At the end of the season, Gabriel left the team due to restrictions on the number of foreign players in the Greek Basketball League, with his roster spot being given to veteran NBA center Richaun Holmes.

=== Bayern Munich (2025–2026) ===
On June 28, 2025, Gabriel signed with Bayern Munich of the German Basketball Bundesliga and EuroLeague.

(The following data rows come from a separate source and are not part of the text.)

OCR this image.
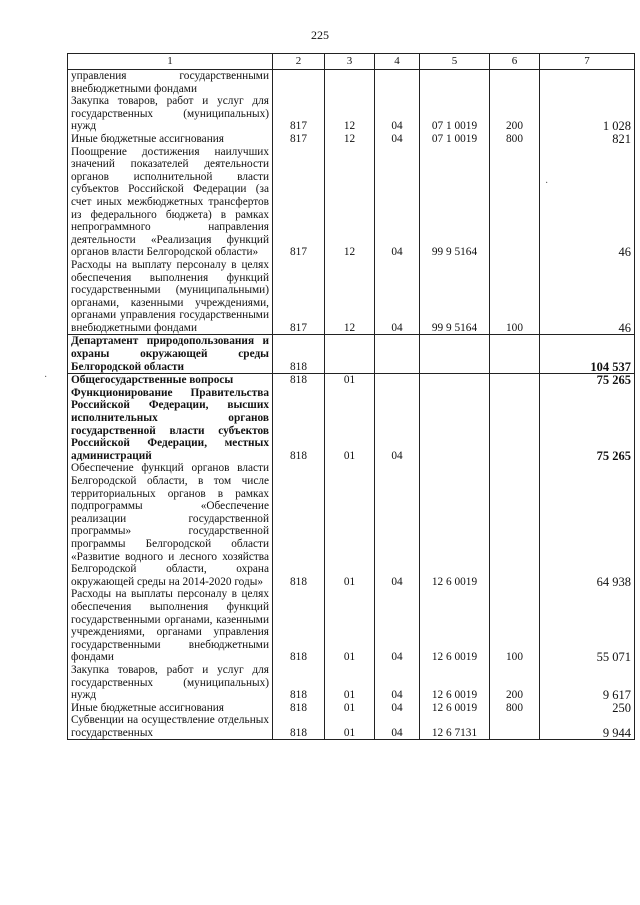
225
1	2	3	4	5	6	7
управления государственными внебюджетными фондами						
Закупка товаров, работ и услуг для государственных (муниципальных) нужд	817	12	04	07 1 0019	200	1 028
Иные бюджетные ассигнования	817	12	04	07 1 0019	800	821
Поощрение достижения наилучших значений показателей деятельности органов исполнительной власти субъектов Российской Федерации (за счет иных межбюджетных трансфертов из федерального бюджета) в рамках непрограммного направления деятельности «Реализация функций органов власти Белгородской области»	817	12	04	99 9 5164		46
Расходы на выплату персоналу в целях обеспечения выполнения функций государственными (муниципальными) органами, казенными учреждениями, органами управления государственными внебюджетными фондами	817	12	04	99 9 5164	100	46
Департамент природопользования и охраны окружающей среды Белгородской области	818					104 537
Общегосударственные вопросы	818	01				75 265
Функционирование Правительства Российской Федерации, высших исполнительных органов государственной власти субъектов Российской Федерации, местных администраций	818	01	04			75 265
Обеспечение функций органов власти Белгородской области, в том числе территориальных органов в рамках подпрограммы «Обеспечение реализации государственной программы» государственной программы Белгородской области «Развитие водного и лесного хозяйства Белгородской области, охрана окружающей среды на 2014-2020 годы»	818	01	04	12 6 0019		64 938
Расходы на выплаты персоналу в целях обеспечения выполнения функций государственными органами, казенными учреждениями, органами управления государственными внебюджетными фондами	818	01	04	12 6 0019	100	55 071
Закупка товаров, работ и услуг для государственных (муниципальных) нужд	818	01	04	12 6 0019	200	9 617
Иные бюджетные ассигнования	818	01	04	12 6 0019	800	250
Субвенции на осуществление отдельных государственных	818	01	04	12 6 7131		9 944
·
·
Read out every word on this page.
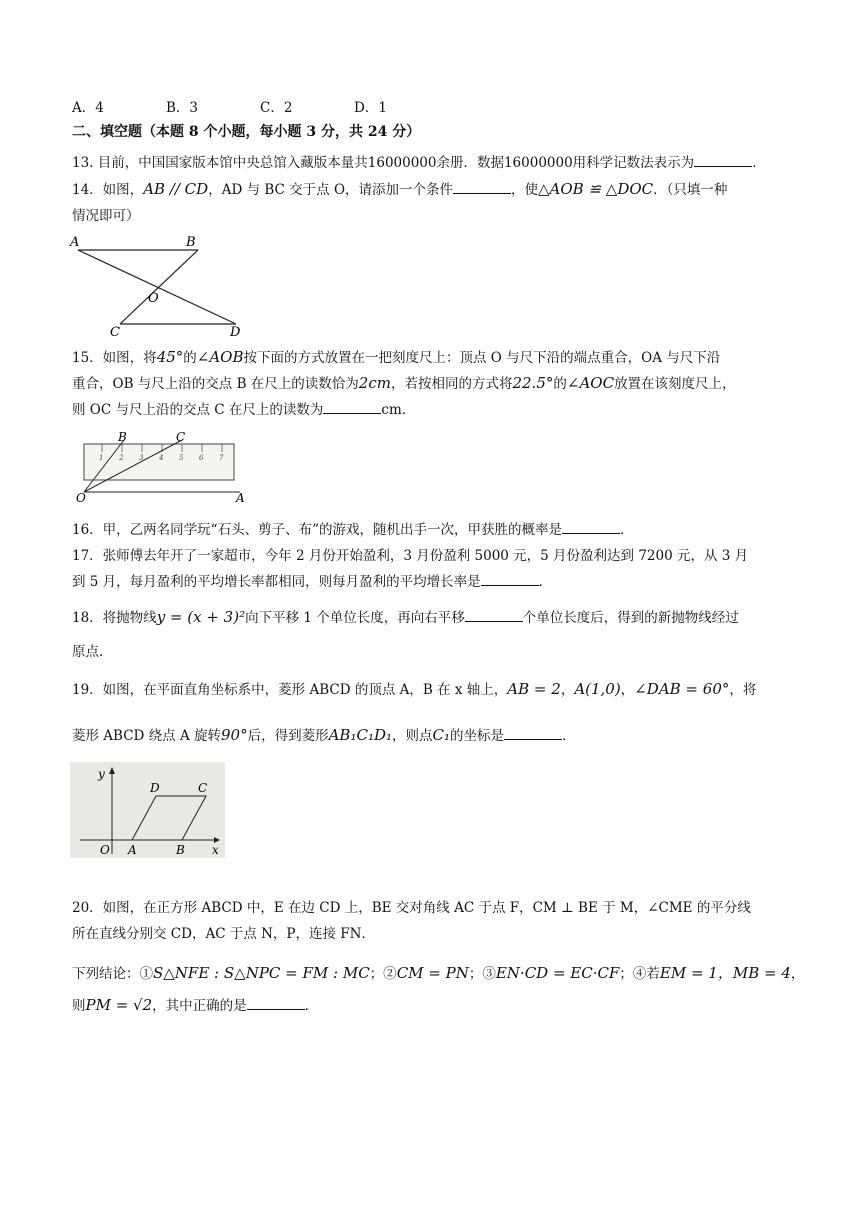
A．4	B．3	C．2	D．1
二、填空题（本题 8 个小题，每小题 3 分，共 24 分）
13. 目前，中国国家版本馆中央总馆入藏版本量共16000000余册．数据16000000用科学记数法表示为	．
14．如图，AB // CD，AD 与 BC 交于点 O，请添加一个条件	，使△AOB ≌ △DOC．（只填一种
情况即可）
A	B
O
C	D
15．如图，将45°的∠AOB按下面的方式放置在一把刻度尺上：顶点 O 与尺下沿的端点重合，OA 与尺下沿
重合，OB 与尺上沿的交点 B 在尺上的读数恰为2cm，若按相同的方式将22.5°的∠AOC放置在该刻度尺上，
则 OC 与尺上沿的交点 C 在尺上的读数为	cm．
1 2 3 4 5 6 7
B	C
O	A
16．甲，乙两名同学玩“石头、剪子、布”的游戏，随机出手一次，甲获胜的概率是	．
17．张师傅去年开了一家超市，今年 2 月份开始盈利，3 月份盈利 5000 元，5 月份盈利达到 7200 元，从 3 月
到 5 月，每月盈利的平均增长率都相同，则每月盈利的平均增长率是	．
18．将抛物线y = (x + 3)²向下平移 1 个单位长度，再向右平移	个单位长度后，得到的新抛物线经过
原点．
19．如图，在平面直角坐标系中，菱形 ABCD 的顶点 A，B 在 x 轴上，AB = 2，A(1,0)，∠DAB = 60°，将
菱形 ABCD 绕点 A 旋转90°后，得到菱形AB₁C₁D₁，则点C₁的坐标是	．
y
x
O A	B
C
D
20．如图，在正方形 ABCD 中，E 在边 CD 上，BE 交对角线 AC 于点 F，CM ⊥ BE 于 M，∠CME 的平分线
所在直线分别交 CD，AC 于点 N，P，连接 FN．
下列结论：①S△NFE : S△NPC = FM : MC；②CM = PN；③EN·CD = EC·CF；④若EM = 1，MB = 4，
则PM = √2，其中正确的是	．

=== Beşiktaş (2026–present) ===
On July 31, 2026, Gabriel signed with Beşiktaş of the Turkish Basketbol Süper Ligi (BSL) and the EuroLeague.

==National team career==
Gabriel joined the South Sudan national team in August 2023, as he was selected in the roster for the 2023 FIBA Basketball World Cup, where South Sudan made their international debut. Gabriel and the South Sudanese team made history for the nation by placing first out of all African nations at the tournament. The team was granted automatic qualification for the 2024 Paris Olympics men's basketball tournament, a first for the team and Gabriel.

==Career statistics==

===NBA===
====Regular season====

| Year | Team | GP | GS | MPG | FG% | 3P% | FT% | RPG | APG | SPG | BPG | PPG |
| 2019–20 | Sacramento | 11 | 0 | 5.6 | .353 | .125 | .600 | .9 | .3 | .3 | .2 | 4.7 |
| Portland | 19 | 1 | 9.1 | .484 | .417 | .750 | 2.2 | .3 | .4 | .3 | 4.7 |
| 2020–21 | New Orleans | 21 | 0 | 11.5 | .400 | .406 | .647 | 2.6 | .5 | .4 | .4 | 3.4 |
| 2021–22 | Brooklyn | 1 | 0 | 1.3 | — | — | — | 1.0 | .0 | .0 | .0 | 6.8 |
| L.A. Clippers | 6 | 0 | 7.7 | .385 | .400 | .500 | 2.3 | .3 | .2 | .3 | 7.1 |
| L.A. Lakers | 19 | 5 | 16.4 | .505 | .261 | .605 | 4.3 | .6 | .2 | .5 | 6.7 |
| 2022–23 | L.A. Lakers | 68 | 2 | 15.1 | .596 | .278 | .619 | 4.2 | .5 | .4 | .5 | 6.7 |
| 2023–24 | Memphis | 5 | 0 | 16.2 | .364 | .167 | .000 | 5.0 | .6 | .4 | .4 | 7.7 |
| Career |  | 150 | 8 | 12.9 | .524 | .311 | .606 | 3.4 | .5 | .4 | .4 | 6.8 |

====Playoffs====

| Year | Team | GP | GS | MPG | FG% | 3P% | FT% | RPG | APG | SPG | BPG | PPG |
|---|---|---|---|---|---|---|---|---|---|---|---|---|
| 2020 | Portland | 4 | 2 | 13.3 | .600 | .400 | .500 | 2.5 | 1.0 | .5 | .5 | 5.3 |
| 2023 | L.A. Lakers | 10 | 0 | 3.7 | .400 | — | .667 | .9 | .0 | .2 | .3 | 1.0 |
| Career |  | 14 | 2 | 6.5 | .520 | .400 | .600 | 1.4 | .3 | .3 | .4 | 2.2 |

===College===

| Year | Team | GP | GS | MPG | FG% | 3P% | FT% | RPG | APG | SPG | BPG | PPG |
|---|---|---|---|---|---|---|---|---|---|---|---|---|
| 2016–17 | Kentucky | 38 | 23 | 17.7 | .405 | .317 | .618 | 4.8 | .7 | .3 | .9 | 4.6 |
| 2017–18 | Kentucky | 37 | 7 | 23.1 | .442 | .396 | .625 | 5.4 | .6 | .8 | 1.1 | 6.8 |
| Career |  | 75 | 30 | 20.3 | .426 | .367 | .622 | 5.1 | .6 | .5 | 1.0 | 5.7 |

==Personal life==
Gabriel was born in Khartoum, Sudan, on March 26, 1997. Because his sister - born a year earlier - had died in infancy, Gabriel was given the name "Wenyen", which means "wipe your tears" in his native Dinka language. Two weeks after he was born, Gabriel's mother, Rebecca Gak, moved with him and his three siblings to Cairo, Egypt to escape the violence of the Second Sudanese Civil War. While Gabriel's mother worked to earn enough money to move his father, Makuac, to Cairo, his seven-year-old brother, Komot, became Gabriel's primary care giver. Two years after moving to Egypt, the United Nations granted an appeal to move the refugee family to Manchester, New Hampshire, an American city with a large South Sudanese population.

Gabriel became a US citizen in 2017 when his parents became citizens. He received his paperwork and passport in 2015, and represented the USA Basketball Junior National Select Team at the 2016 Nike Hoop Summit. In 2016, he said he still considers South Sudan his home.